C15 Flashcards
Looking for patterns and relationships
Bivariate descriptive analysis is about describing the relationship or association or connecting between two variables and that it is also about measuring strength of that association.
A measure of association, like m/o central tendency and variation, is a summary statistic. A single number that tells you something; in this case about relationship / association / correlation between two variables.
Measure of association will tell you whether there is a relationship or not between two variables - it will not tell you which variable influences the other. Just because there is a relationship or association between two variables does not mean that the relationship is causal, that one causes another. They may co-vary, that is, one may follow the other - they are strongly correlated. It is possible to observe covariance and correlation without there being a causal relationship. They may be spurious (not causally related at all). May be that correlation is a result of another variable and extraneous / confounding variable.
At a basic level what a measure of association tells you is that there is either positive (if one value increases, the value of the other increases) relationship / negative relationship between two variables.
There are several measures of association. Choosing which to use depends largely on measurements of variables, nominal / ordinal and interval / ratio.
Inferential analysis
If you have findings from a sample you want to generalise, to talk about the findings in terms of the population and not the sample - then you should use inferential analysis. You can generalise from your sample to the wider population with some conviction if you know that your sample is truly representative of its population.

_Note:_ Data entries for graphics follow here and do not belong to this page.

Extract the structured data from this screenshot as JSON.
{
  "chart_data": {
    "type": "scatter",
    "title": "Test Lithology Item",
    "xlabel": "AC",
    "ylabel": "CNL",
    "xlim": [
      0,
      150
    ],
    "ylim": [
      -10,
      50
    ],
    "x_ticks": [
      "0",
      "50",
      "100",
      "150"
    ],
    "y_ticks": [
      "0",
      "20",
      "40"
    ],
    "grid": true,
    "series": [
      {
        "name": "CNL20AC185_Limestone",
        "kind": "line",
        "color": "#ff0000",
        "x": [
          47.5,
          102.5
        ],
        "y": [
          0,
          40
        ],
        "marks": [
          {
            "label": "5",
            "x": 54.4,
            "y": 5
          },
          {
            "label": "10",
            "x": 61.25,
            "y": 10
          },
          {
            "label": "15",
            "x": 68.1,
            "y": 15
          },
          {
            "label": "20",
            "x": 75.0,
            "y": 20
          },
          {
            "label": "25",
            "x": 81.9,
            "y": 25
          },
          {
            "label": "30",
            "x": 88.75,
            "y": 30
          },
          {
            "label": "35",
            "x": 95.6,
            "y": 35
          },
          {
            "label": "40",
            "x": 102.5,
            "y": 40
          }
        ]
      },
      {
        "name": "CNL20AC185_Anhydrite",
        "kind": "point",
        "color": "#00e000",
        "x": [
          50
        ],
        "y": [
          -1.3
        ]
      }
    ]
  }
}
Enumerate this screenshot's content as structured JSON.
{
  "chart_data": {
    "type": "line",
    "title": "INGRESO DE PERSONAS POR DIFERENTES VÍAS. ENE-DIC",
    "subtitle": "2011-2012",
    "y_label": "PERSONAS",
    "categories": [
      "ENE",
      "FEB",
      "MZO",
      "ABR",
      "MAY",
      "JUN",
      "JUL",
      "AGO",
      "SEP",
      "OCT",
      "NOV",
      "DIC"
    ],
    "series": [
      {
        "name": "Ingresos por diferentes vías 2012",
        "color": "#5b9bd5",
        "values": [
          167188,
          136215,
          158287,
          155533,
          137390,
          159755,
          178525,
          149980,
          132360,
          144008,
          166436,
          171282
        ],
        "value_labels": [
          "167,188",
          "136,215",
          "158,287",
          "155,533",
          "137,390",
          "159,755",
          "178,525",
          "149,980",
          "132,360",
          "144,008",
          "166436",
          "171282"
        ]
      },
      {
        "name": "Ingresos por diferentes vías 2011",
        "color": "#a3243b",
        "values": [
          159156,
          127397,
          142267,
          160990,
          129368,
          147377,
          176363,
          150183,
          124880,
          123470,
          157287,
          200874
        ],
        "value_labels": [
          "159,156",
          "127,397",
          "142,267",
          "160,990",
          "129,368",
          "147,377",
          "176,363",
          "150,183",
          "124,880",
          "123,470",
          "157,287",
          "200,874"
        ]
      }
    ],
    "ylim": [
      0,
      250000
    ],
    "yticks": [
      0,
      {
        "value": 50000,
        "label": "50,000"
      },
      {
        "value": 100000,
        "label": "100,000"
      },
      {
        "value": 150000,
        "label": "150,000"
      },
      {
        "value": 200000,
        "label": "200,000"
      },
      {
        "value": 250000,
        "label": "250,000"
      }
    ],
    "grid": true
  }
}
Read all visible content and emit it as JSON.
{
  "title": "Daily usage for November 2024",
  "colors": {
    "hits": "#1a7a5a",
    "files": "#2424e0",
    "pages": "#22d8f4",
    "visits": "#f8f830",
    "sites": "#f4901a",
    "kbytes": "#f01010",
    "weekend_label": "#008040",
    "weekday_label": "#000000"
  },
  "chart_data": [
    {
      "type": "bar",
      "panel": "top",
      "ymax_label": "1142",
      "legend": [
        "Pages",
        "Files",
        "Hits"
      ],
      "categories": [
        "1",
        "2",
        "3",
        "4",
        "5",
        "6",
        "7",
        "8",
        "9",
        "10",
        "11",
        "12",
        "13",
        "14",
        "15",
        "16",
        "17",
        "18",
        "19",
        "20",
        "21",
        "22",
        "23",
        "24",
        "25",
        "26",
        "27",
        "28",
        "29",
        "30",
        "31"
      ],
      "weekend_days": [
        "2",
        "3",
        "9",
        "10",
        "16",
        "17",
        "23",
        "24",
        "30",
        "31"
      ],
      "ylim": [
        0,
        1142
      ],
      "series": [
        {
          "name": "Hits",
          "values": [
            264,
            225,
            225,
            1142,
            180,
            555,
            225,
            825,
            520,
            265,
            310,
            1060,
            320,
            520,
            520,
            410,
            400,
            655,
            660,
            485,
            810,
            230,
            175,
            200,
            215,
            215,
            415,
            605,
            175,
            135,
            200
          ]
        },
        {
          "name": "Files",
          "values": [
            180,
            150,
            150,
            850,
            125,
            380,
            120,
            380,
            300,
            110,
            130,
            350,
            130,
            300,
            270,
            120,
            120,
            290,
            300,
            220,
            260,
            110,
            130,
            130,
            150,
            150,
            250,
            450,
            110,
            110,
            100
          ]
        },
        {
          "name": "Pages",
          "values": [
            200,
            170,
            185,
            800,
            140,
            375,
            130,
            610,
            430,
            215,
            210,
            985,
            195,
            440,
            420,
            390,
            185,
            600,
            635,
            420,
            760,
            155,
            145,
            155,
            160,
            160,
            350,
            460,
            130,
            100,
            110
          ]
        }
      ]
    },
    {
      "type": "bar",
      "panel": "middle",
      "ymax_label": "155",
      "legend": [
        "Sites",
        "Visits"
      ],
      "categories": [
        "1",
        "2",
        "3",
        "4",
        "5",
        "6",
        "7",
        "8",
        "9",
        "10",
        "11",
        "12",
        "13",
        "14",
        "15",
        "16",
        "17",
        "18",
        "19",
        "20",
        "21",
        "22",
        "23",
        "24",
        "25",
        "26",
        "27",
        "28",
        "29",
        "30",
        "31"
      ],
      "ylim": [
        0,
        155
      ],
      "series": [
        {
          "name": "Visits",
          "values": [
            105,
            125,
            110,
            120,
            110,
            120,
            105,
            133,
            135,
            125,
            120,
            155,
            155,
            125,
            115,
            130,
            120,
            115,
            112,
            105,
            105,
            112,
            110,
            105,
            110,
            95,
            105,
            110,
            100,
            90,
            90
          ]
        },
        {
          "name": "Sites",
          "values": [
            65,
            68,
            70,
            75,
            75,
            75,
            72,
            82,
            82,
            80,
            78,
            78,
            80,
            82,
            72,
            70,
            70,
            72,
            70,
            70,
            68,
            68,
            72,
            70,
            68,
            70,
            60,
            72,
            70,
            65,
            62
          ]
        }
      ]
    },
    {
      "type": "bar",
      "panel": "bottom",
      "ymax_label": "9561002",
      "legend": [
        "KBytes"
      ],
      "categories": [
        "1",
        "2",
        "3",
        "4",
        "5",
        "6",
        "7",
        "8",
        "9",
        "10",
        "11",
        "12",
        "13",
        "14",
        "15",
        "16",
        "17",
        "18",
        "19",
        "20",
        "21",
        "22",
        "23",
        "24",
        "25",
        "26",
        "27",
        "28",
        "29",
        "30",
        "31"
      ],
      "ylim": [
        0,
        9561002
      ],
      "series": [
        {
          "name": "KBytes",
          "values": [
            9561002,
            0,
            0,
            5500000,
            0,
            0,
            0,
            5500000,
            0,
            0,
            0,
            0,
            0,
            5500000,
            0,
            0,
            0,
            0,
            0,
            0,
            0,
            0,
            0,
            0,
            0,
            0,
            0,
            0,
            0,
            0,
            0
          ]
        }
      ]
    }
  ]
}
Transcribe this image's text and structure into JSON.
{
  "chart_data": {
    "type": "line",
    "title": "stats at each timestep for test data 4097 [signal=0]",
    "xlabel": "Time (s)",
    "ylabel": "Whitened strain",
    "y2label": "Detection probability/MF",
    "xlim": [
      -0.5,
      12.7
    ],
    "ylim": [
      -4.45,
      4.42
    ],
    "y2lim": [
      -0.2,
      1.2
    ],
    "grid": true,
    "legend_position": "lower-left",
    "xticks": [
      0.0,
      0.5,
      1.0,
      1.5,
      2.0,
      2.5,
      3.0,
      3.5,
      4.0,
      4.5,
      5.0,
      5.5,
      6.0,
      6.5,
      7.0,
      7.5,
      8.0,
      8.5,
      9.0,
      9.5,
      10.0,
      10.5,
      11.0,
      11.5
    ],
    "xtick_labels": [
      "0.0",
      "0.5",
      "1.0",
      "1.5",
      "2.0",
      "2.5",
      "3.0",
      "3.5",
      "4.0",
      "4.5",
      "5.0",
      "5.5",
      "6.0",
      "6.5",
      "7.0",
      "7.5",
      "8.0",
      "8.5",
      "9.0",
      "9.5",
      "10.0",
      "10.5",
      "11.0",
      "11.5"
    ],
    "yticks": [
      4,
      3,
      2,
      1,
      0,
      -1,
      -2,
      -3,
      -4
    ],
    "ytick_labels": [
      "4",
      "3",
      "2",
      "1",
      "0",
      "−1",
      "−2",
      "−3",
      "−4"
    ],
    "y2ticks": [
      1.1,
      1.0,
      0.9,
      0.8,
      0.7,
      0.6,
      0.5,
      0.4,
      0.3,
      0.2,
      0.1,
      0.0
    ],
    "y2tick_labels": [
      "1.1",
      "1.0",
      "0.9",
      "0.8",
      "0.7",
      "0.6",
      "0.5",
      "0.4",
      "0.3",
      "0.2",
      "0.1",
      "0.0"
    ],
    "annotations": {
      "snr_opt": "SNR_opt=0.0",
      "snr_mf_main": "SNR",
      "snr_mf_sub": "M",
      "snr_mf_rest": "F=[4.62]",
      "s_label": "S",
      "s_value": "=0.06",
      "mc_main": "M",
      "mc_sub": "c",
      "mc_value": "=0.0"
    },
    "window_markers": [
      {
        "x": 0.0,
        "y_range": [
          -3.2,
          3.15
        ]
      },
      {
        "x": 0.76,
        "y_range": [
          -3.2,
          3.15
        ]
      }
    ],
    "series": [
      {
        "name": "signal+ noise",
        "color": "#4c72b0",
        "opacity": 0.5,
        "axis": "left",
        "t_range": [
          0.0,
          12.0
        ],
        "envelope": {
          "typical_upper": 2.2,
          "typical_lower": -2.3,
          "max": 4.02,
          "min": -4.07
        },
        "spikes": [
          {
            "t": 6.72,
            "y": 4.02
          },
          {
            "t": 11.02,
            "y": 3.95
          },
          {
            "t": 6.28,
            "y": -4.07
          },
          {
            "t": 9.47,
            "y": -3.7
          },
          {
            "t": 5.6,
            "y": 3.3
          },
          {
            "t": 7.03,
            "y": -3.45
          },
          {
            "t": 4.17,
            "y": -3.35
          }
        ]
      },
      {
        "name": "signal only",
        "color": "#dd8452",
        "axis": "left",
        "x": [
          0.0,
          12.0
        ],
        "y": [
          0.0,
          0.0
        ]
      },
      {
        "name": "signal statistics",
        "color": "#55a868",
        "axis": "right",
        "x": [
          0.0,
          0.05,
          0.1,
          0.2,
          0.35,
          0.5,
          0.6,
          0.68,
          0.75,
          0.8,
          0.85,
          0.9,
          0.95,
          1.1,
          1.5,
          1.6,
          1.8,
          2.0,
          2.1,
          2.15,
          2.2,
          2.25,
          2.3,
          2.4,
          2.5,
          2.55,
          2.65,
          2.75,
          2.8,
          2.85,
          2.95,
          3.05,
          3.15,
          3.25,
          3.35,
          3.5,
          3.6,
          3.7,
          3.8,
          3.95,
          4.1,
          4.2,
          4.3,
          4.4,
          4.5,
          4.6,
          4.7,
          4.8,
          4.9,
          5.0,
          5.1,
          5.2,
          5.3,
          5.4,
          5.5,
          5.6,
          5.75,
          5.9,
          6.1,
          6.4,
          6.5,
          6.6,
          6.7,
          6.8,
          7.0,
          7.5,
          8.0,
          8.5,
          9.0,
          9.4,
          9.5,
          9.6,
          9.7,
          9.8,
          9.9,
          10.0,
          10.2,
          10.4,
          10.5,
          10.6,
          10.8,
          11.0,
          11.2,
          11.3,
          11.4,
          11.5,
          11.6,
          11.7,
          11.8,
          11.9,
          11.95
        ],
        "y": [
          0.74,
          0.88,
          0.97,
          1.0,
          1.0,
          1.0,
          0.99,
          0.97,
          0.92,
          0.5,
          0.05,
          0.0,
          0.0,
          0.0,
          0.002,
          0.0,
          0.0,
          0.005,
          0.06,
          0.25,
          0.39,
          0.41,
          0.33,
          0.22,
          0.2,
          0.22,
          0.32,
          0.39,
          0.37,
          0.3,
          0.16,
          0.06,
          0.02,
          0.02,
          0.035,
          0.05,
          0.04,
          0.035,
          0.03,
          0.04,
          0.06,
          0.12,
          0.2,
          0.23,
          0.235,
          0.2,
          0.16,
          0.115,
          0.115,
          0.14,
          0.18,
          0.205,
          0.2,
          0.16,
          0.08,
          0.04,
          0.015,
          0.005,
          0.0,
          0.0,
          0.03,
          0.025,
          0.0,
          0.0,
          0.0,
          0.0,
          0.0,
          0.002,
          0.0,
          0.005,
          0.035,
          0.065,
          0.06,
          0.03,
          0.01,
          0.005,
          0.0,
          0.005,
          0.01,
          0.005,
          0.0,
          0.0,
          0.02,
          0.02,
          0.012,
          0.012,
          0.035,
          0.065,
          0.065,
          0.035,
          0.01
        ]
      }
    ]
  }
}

Sample must be a random / probability, and that in doing research you must have achieved a response rate of 65% (to ensure representative of the sample). If your data is quota / has a poor response rate it is not advisable to use inferential analysis
Even with random sample there is a chance that it is not truly representativeness, and therefore you cannot be certain that findings apply to the population. Inferential analysis - and statistical tests that are part of it, tell you what the probability is that differences have arisen by chance rather than being real.
Parametric and non-parametric tests
Samples the meet conditions such as response rate, random sample and normal distribution of variance (for both groups if using bivariate analysis) in order to use parametric tests. When these conditions are not met you would use a non-parametric test. If you are using a metric variable it is likely that it will meet condition of normal distribution - categorical variables are less likely, so better to use non-parametric.
Significance levels, confidence levels and confidence intervals
Significance level is the point at which the sample finding or statistic differs too much from population expectation for it to have occurred by chance - difference cannot be explained by random error or sampling variation and is accepted as a true / statistical difference.
At the 5% significance level there is a 1 in 20 chance that the result / finding has occurred by chance. It can also be expressed as a confidence level which would be 95% confidence. It tells people how confident you are about population estimates based on sample statistics / data.
A confidence interval is a range of values around sample value within which you expect the population value to lie. The extremes of these intervals are called confidence limits. The higher the level of confidence, the wider the confidence interval will be. The more confident you are about sample value, the less precise it will be.
You can reduce the confidence interval and maintain a high confidence level if you increase the size of the sample. This is not often done as conducting research with large samples is resource heavy (time & £), and trade-off between precision and price may not be worth it. With a larger sample you run the risk of introducing a greater level of non-sampling error.
Significance tests
Significance tests can be used during bivariate descriptive / explanatory analysis to determine if relationships, associations, correlations and influences seen in sample exist within the population from which it was drawn.
Because you cannot prove an empirical assertion you have to disprove it by testing null hypothesis. If a significance test disproves null hypothesis then you can accept alternative / research hypotheses. If you fail to reject a null hypothesis then you cannot accept the research hypothesis.
Procedure for hypothesis testing:
Formulate specific research hypothesis State the null hypothesis Set significance level Choose appropriate significance test Apply test and get the test statistic Interpret the test statistic - determine probability associated with it or the critical value of it) Accept / reject null hypothesis State finding in context of research hypothesis and research problem Draw conclusion
Type I & II errors
Type I error is made if you reject a null hypothesis when it is in fact true and you should have accepted it, a type II error is when you accept a hypothesis when it should have been rejected. You can reduce risk of type I error by setting significance level at 1% or .1%.
In setting significance levels you must reach a compromise between types of error.